Em contrapartida, a mulher, geralmente a partir desse momento, traça seus planos para satisfazer seu ambicioso projeto: transformar aquele homem no seu ideal.
Nota: O termo ambição é utilizado de maneira propositada, eis que é entendimento do autor que todas as mulheres têm o objetivo de se ajuntarem com seu “parceiro ideal”, mesmo que para isso, tenham que transformar ou modelar o espécime que está ao alcance das mãos.
A partir dessa inversão de papéis, na troca de lógica por emoção deturpada e emoção por lógica deturpada, respectivamente, é que ocorre, dependendo dos casos analisados, um período de paz.
Essa paz é proporcionada pela lógica deturpada dela e pelo abobamento dele, que tendem a estender o prazer dos primeiros contatos e as concessões de ambas as partes em prol da relação.
Depois de algum tempo, que varia de caso a caso, (mínimo 3 horas, máximo 6 meses) começam, de maneira sutil, porém perseverante e impiedosa, as cobranças e pedidos em prol da “mudança”, da “transformação”, do “aprimoramento”, que no caso, são sinônimos da tão conhecida “ADEQUAÇÃO”.
Nesse ponto a dissensão se amplia, pois há todo um enredo para a adequação, que passa por mudanças mínimas desde o deixar de fazer coisas legais (parar de jogar com os amigos nas noites de quinta), até o ponto em que, para manter a relação é preciso fazer coisas que antes eram consideradas penosas (lavar a louça, ou sair com aqueles amigos super legais da faculdade dela ou fazer compras com ela).
Vejam bem: esse é um ponto no qual muitas das tentativas de mudança empacam, pois o abobamento inicial pode ser afastado de pronto pelo espécime em processo de adequação, e por conseqüência, a lógica ser restaurada, o que leva a destruição da relação.
Mas, estudos demonstram que são poucos os que conseguem se libertar do pano (véu) nessa hora, e que conseguem ver sua real situação.
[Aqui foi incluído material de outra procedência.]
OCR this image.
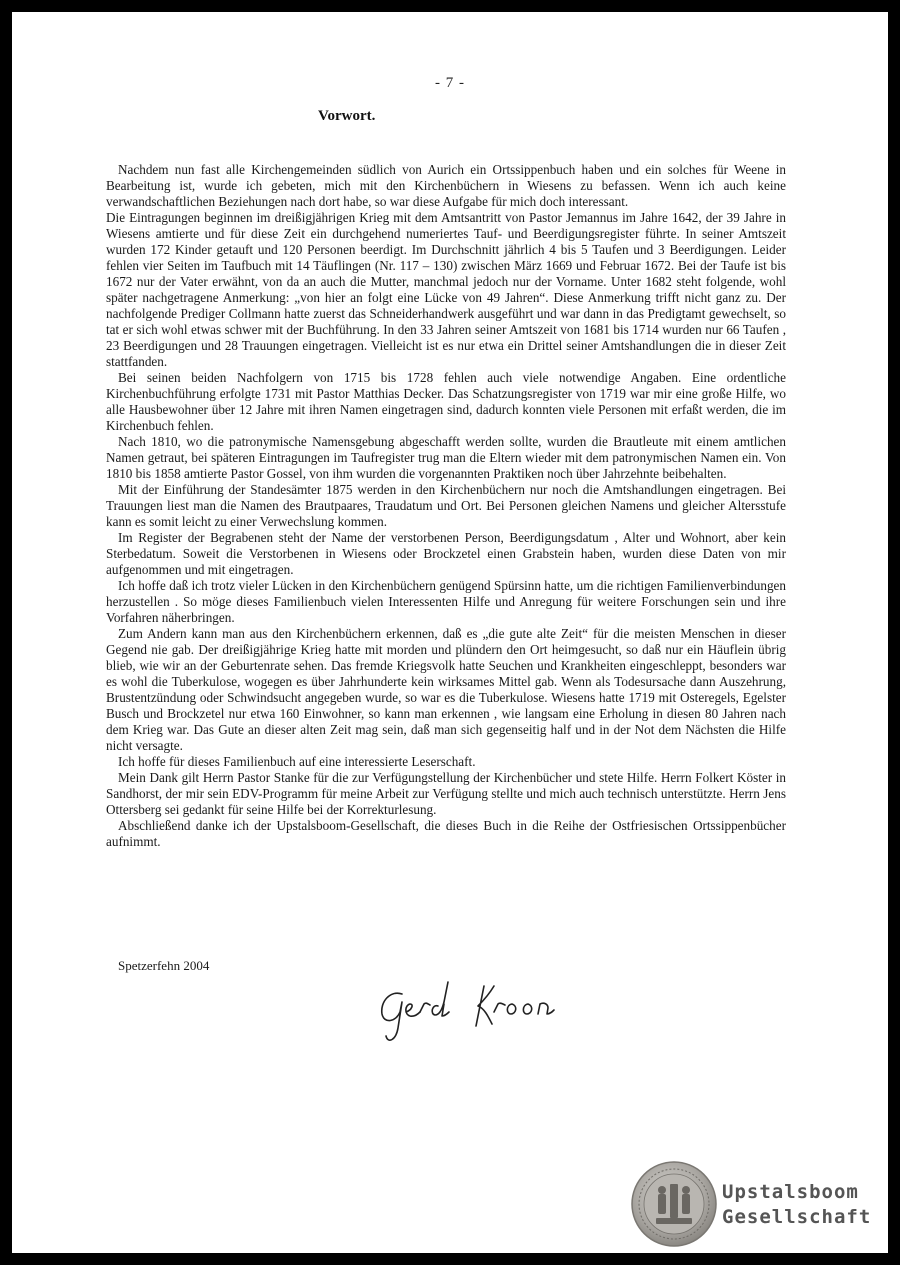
- 7 -
Vorwort.

Nachdem nun fast alle Kirchengemeinden südlich von Aurich ein Ortssippenbuch haben und ein solches für Weene in Bearbeitung ist, wurde ich gebeten, mich mit den Kirchenbüchern in Wiesens zu befassen. Wenn ich auch keine verwandschaftlichen Beziehungen nach dort habe, so war diese Aufgabe für mich doch interessant.

Die Eintragungen beginnen im dreißigjährigen Krieg mit dem Amtsantritt von Pastor Jemannus im Jahre 1642, der 39 Jahre in Wiesens amtierte und für diese Zeit ein durchgehend numeriertes Tauf- und Beerdigungsregister führte. In seiner Amtszeit wurden 172 Kinder getauft und 120 Personen beerdigt. Im Durchschnitt jährlich 4 bis 5 Taufen und 3 Beerdigungen. Leider fehlen vier Seiten im Taufbuch mit 14 Täuflingen (Nr. 117 – 130) zwischen März 1669 und Februar 1672. Bei der Taufe ist bis 1672 nur der Vater erwähnt, von da an auch die Mutter, manchmal jedoch nur der Vorname. Unter 1682 steht folgende, wohl später nachgetragene Anmerkung: „von hier an folgt eine Lücke von 49 Jahren“. Diese Anmerkung trifft nicht ganz zu. Der nachfolgende Prediger Collmann hatte zuerst das Schneiderhandwerk ausgeführt und war dann in das Predigtamt gewechselt, so tat er sich wohl etwas schwer mit der Buchführung. In den 33 Jahren seiner Amtszeit von 1681 bis 1714 wurden nur 66 Taufen , 23 Beerdigungen und 28 Trauungen eingetragen. Vielleicht ist es nur etwa ein Drittel seiner Amtshandlungen die in dieser Zeit stattfanden.

Bei seinen beiden Nachfolgern von 1715 bis 1728 fehlen auch viele notwendige Angaben. Eine ordentliche Kirchenbuchführung erfolgte 1731 mit Pastor Matthias Decker. Das Schatzungsregister von 1719 war mir eine große Hilfe, wo alle Hausbewohner über 12 Jahre mit ihren Namen eingetragen sind, dadurch konnten viele Personen mit erfaßt werden, die im Kirchenbuch fehlen.

Nach 1810, wo die patronymische Namensgebung abgeschafft werden sollte, wurden die Brautleute mit einem amtlichen Namen getraut, bei späteren Eintragungen im Taufregister trug man die Eltern wieder mit dem patronymischen Namen ein. Von 1810 bis 1858 amtierte Pastor Gossel, von ihm wurden die vorgenannten Praktiken noch über Jahrzehnte beibehalten.

Mit der Einführung der Standesämter 1875 werden in den Kirchenbüchern nur noch die Amtshandlungen eingetragen. Bei Trauungen liest man die Namen des Brautpaares, Traudatum und Ort. Bei Personen gleichen Namens und gleicher Altersstufe kann es somit leicht zu einer Verwechslung kommen.

Im Register der Begrabenen steht der Name der verstorbenen Person, Beerdigungsdatum , Alter und Wohnort, aber kein Sterbedatum. Soweit die Verstorbenen in Wiesens oder Brockzetel einen Grabstein haben, wurden diese Daten von mir aufgenommen und mit eingetragen.

Ich hoffe daß ich trotz vieler Lücken in den Kirchenbüchern genügend Spürsinn hatte, um die richtigen Familienverbindungen herzustellen . So möge dieses Familienbuch vielen Interessenten Hilfe und Anregung für weitere Forschungen sein und ihre Vorfahren näherbringen.

Zum Andern kann man aus den Kirchenbüchern erkennen, daß es „die gute alte Zeit“ für die meisten Menschen in dieser Gegend nie gab. Der dreißigjährige Krieg hatte mit morden und plündern den Ort heimgesucht, so daß nur ein Häuflein übrig blieb, wie wir an der Geburtenrate sehen. Das fremde Kriegsvolk hatte Seuchen und Krankheiten eingeschleppt, besonders war es wohl die Tuberkulose, wogegen es über Jahrhunderte kein wirksames Mittel gab. Wenn als Todesursache dann Auszehrung, Brustentzündung oder Schwindsucht angegeben wurde, so war es die Tuberkulose. Wiesens hatte 1719 mit Osteregels, Egelster Busch und Brockzetel nur etwa 160 Einwohner, so kann man erkennen , wie langsam eine Erholung in diesen 80 Jahren nach dem Krieg war. Das Gute an dieser alten Zeit mag sein, daß man sich gegenseitig half und in der Not dem Nächsten die Hilfe nicht versagte.

Ich hoffe für dieses Familienbuch auf eine interessierte Leserschaft.

Mein Dank gilt Herrn Pastor Stanke für die zur Verfügungstellung der Kirchenbücher und stete Hilfe. Herrn Folkert Köster in Sandhorst, der mir sein EDV-Programm für meine Arbeit zur Verfügung stellte und mich auch technisch unterstützte. Herrn Jens Ottersberg sei gedankt für seine Hilfe bei der Korrekturlesung.

Abschließend danke ich der Upstalsboom-Gesellschaft, die dieses Buch in die Reihe der Ostfriesischen Ortssippenbücher aufnimmt.

Spetzerfehn 2004
Upstalsboom
Gesellschaft
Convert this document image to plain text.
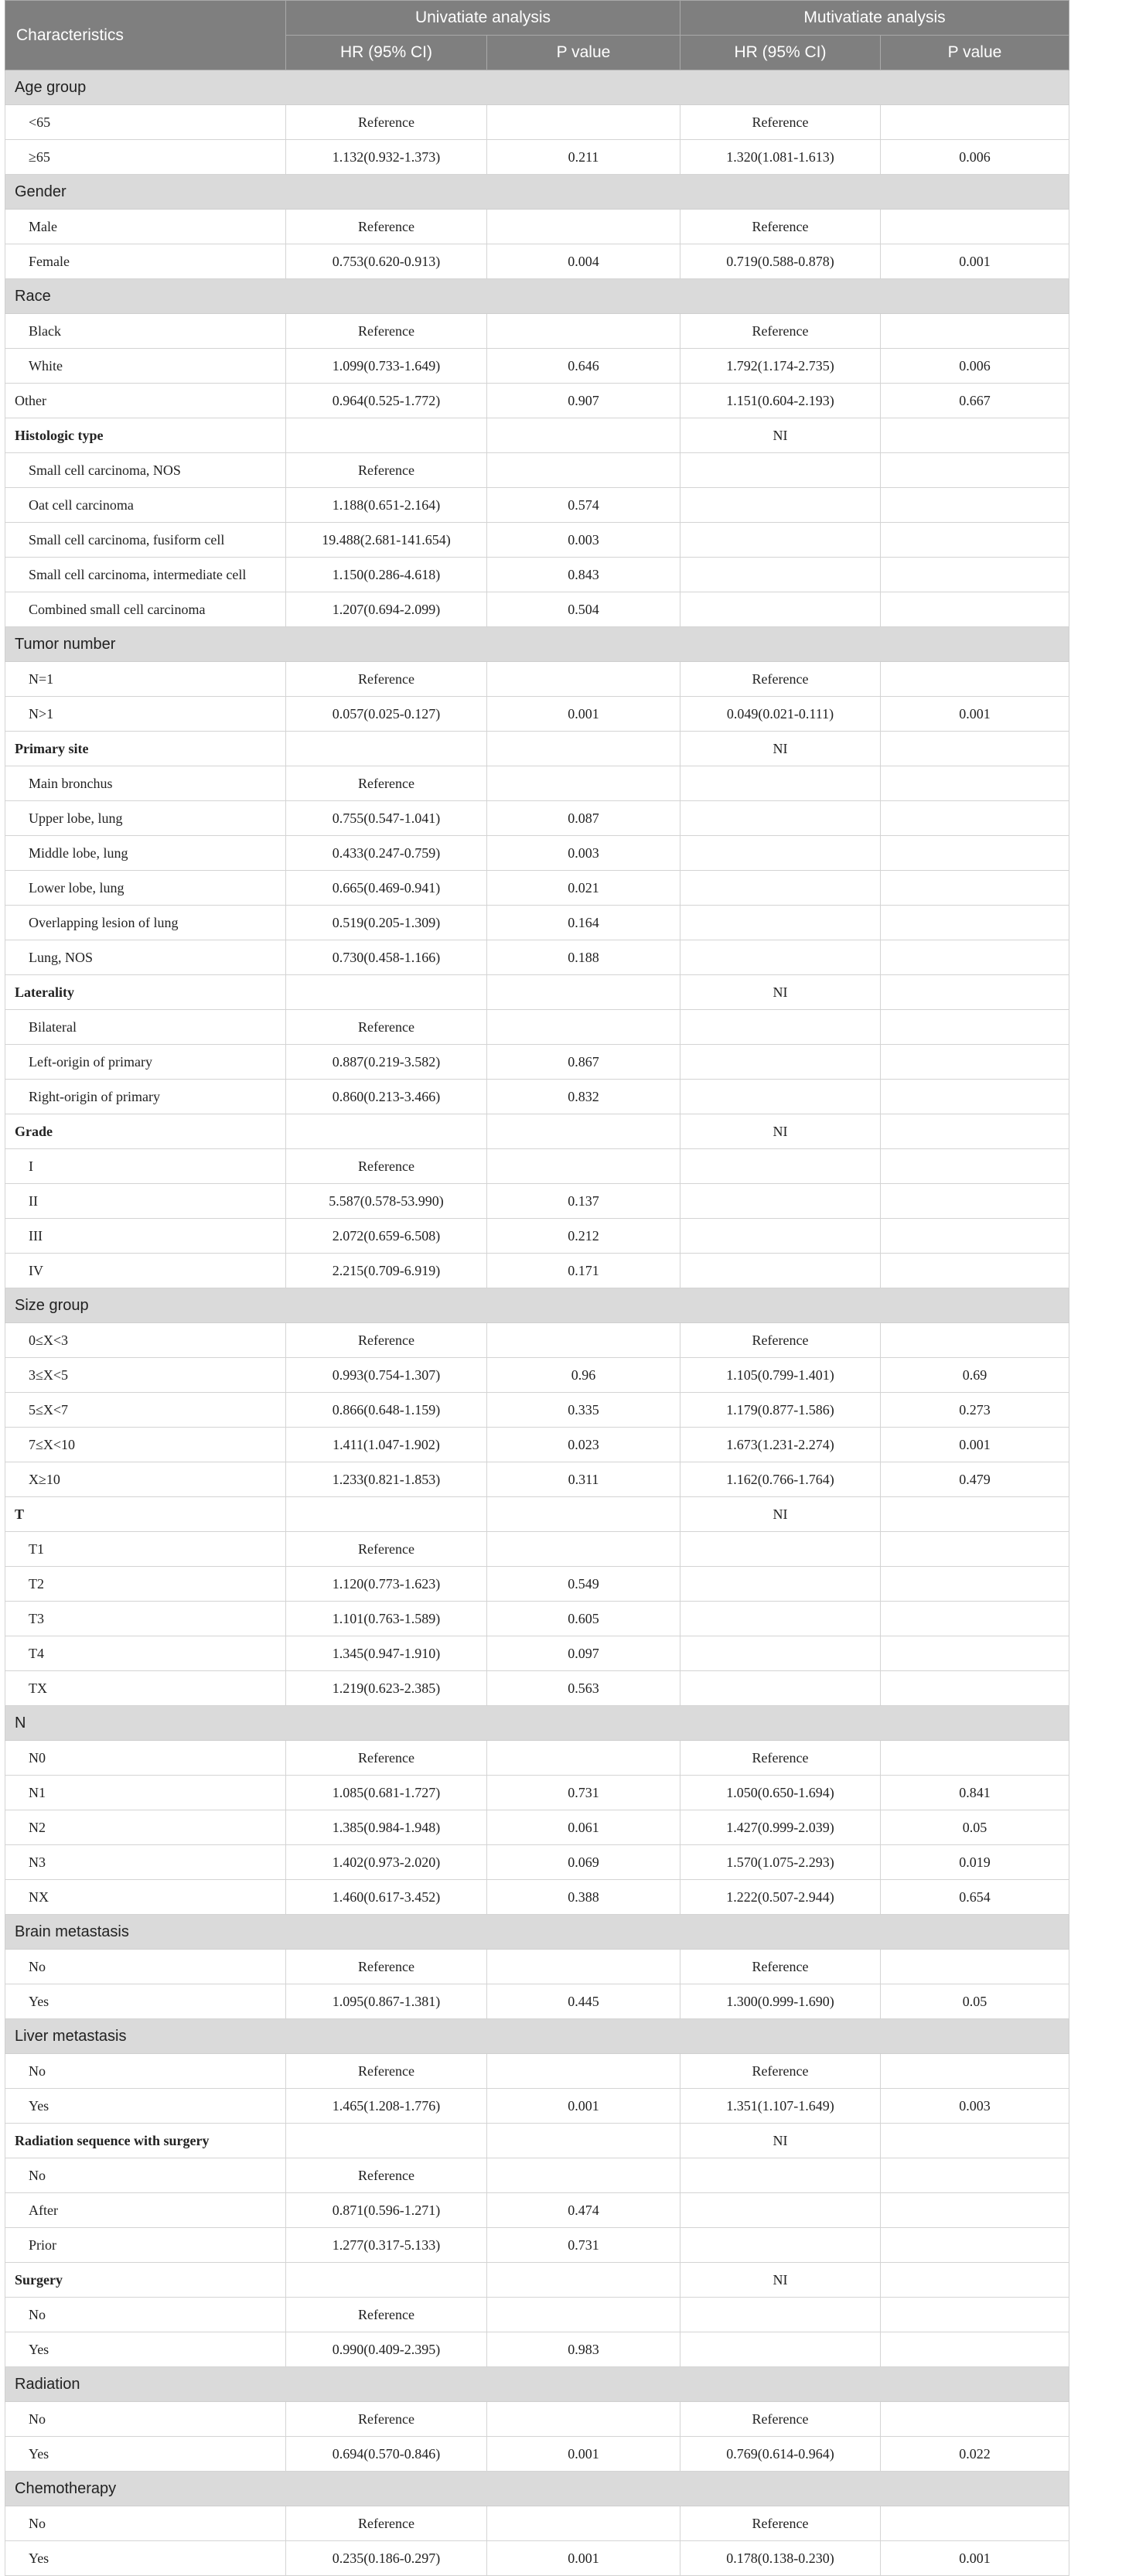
Characteristics	Univatiate analysis		Mutivatiate analysis	
	HR (95% CI)	P value	HR (95% CI)	P value
Age group				
<65	Reference		Reference	
≥65	1.132(0.932-1.373)	0.211	1.320(1.081-1.613)	0.006
Gender				
Male	Reference		Reference	
Female	0.753(0.620-0.913)	0.004	0.719(0.588-0.878)	0.001
Race				
Black	Reference		Reference	
White	1.099(0.733-1.649)	0.646	1.792(1.174-2.735)	0.006
Other	0.964(0.525-1.772)	0.907	1.151(0.604-2.193)	0.667
Histologic type			NI	
Small cell carcinoma, NOS	Reference			
Oat cell carcinoma	1.188(0.651-2.164)	0.574		
Small cell carcinoma, fusiform cell	19.488(2.681-141.654)	0.003		
Small cell carcinoma, intermediate cell	1.150(0.286-4.618)	0.843		
Combined small cell carcinoma	1.207(0.694-2.099)	0.504		
Tumor number				
N=1	Reference		Reference	
N>1	0.057(0.025-0.127)	0.001	0.049(0.021-0.111)	0.001
Primary site			NI	
Main bronchus	Reference			
Upper lobe, lung	0.755(0.547-1.041)	0.087		
Middle lobe, lung	0.433(0.247-0.759)	0.003		
Lower lobe, lung	0.665(0.469-0.941)	0.021		
Overlapping lesion of lung	0.519(0.205-1.309)	0.164		
Lung, NOS	0.730(0.458-1.166)	0.188		
Laterality			NI	
Bilateral	Reference			
Left-origin of primary	0.887(0.219-3.582)	0.867		
Right-origin of primary	0.860(0.213-3.466)	0.832		
Grade			NI	
I	Reference			
II	5.587(0.578-53.990)	0.137		
III	2.072(0.659-6.508)	0.212		
IV	2.215(0.709-6.919)	0.171		
Size group				
0≤X<3	Reference		Reference	
3≤X<5	0.993(0.754-1.307)	0.96	1.105(0.799-1.401)	0.69
5≤X<7	0.866(0.648-1.159)	0.335	1.179(0.877-1.586)	0.273
7≤X<10	1.411(1.047-1.902)	0.023	1.673(1.231-2.274)	0.001
X≥10	1.233(0.821-1.853)	0.311	1.162(0.766-1.764)	0.479
T			NI	
T1	Reference			
T2	1.120(0.773-1.623)	0.549		
T3	1.101(0.763-1.589)	0.605		
T4	1.345(0.947-1.910)	0.097		
TX	1.219(0.623-2.385)	0.563		
N				
N0	Reference		Reference	
N1	1.085(0.681-1.727)	0.731	1.050(0.650-1.694)	0.841
N2	1.385(0.984-1.948)	0.061	1.427(0.999-2.039)	0.05
N3	1.402(0.973-2.020)	0.069	1.570(1.075-2.293)	0.019
NX	1.460(0.617-3.452)	0.388	1.222(0.507-2.944)	0.654
Brain metastasis				
No	Reference		Reference	
Yes	1.095(0.867-1.381)	0.445	1.300(0.999-1.690)	0.05
Liver metastasis				
No	Reference		Reference	
Yes	1.465(1.208-1.776)	0.001	1.351(1.107-1.649)	0.003
Radiation sequence with surgery			NI	
No	Reference			
After	0.871(0.596-1.271)	0.474		
Prior	1.277(0.317-5.133)	0.731		
Surgery			NI	
No	Reference			
Yes	0.990(0.409-2.395)	0.983		
Radiation				
No	Reference		Reference	
Yes	0.694(0.570-0.846)	0.001	0.769(0.614-0.964)	0.022
Chemotherapy				
No	Reference		Reference	
Yes	0.235(0.186-0.297)	0.001	0.178(0.138-0.230)	0.001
Os demais coitados, conseguem apenas vislumbrar a passagem e pensam que se mantém no controle da situação (ha-ha-ha!), e tentam retomar o controle, para modificar o processo de transição, o que dá ensejo às primeiras rusgas.
- continua -


“… desde o deixar de fazer coisas legais (parar de jogar com os amigos nas noites de quinta), até o ponto em que, para manter a relação é preciso fazer coisas que antes eram consideradas penosas (lavar a louça, ou sair com aqueles amigos super legais da faculdade dela ou fazer compras com ela).”
Este é um caso típico e presente no cotidiano, da atuação do Movimento Feminino Perverso. Lembramos que a forma mais eficaz de perceber a presença dele é ficar atento a dois pontos que sempre aparecem:
1 – Comportamento em contradição com a sua vontade: deixar de fazer coisas que se quer e/ou fazer coisas que não se quer;
2 – Questionar o que está levando você a agir de forma contrária à sua vontade. Se houver um componente de “culpa” e/ou “dever” pressupostos, você foi capturado pelo MFP.
Agradeço, Maxmillian, pela excelente ilustração deste conceito difícil de ser assimilado.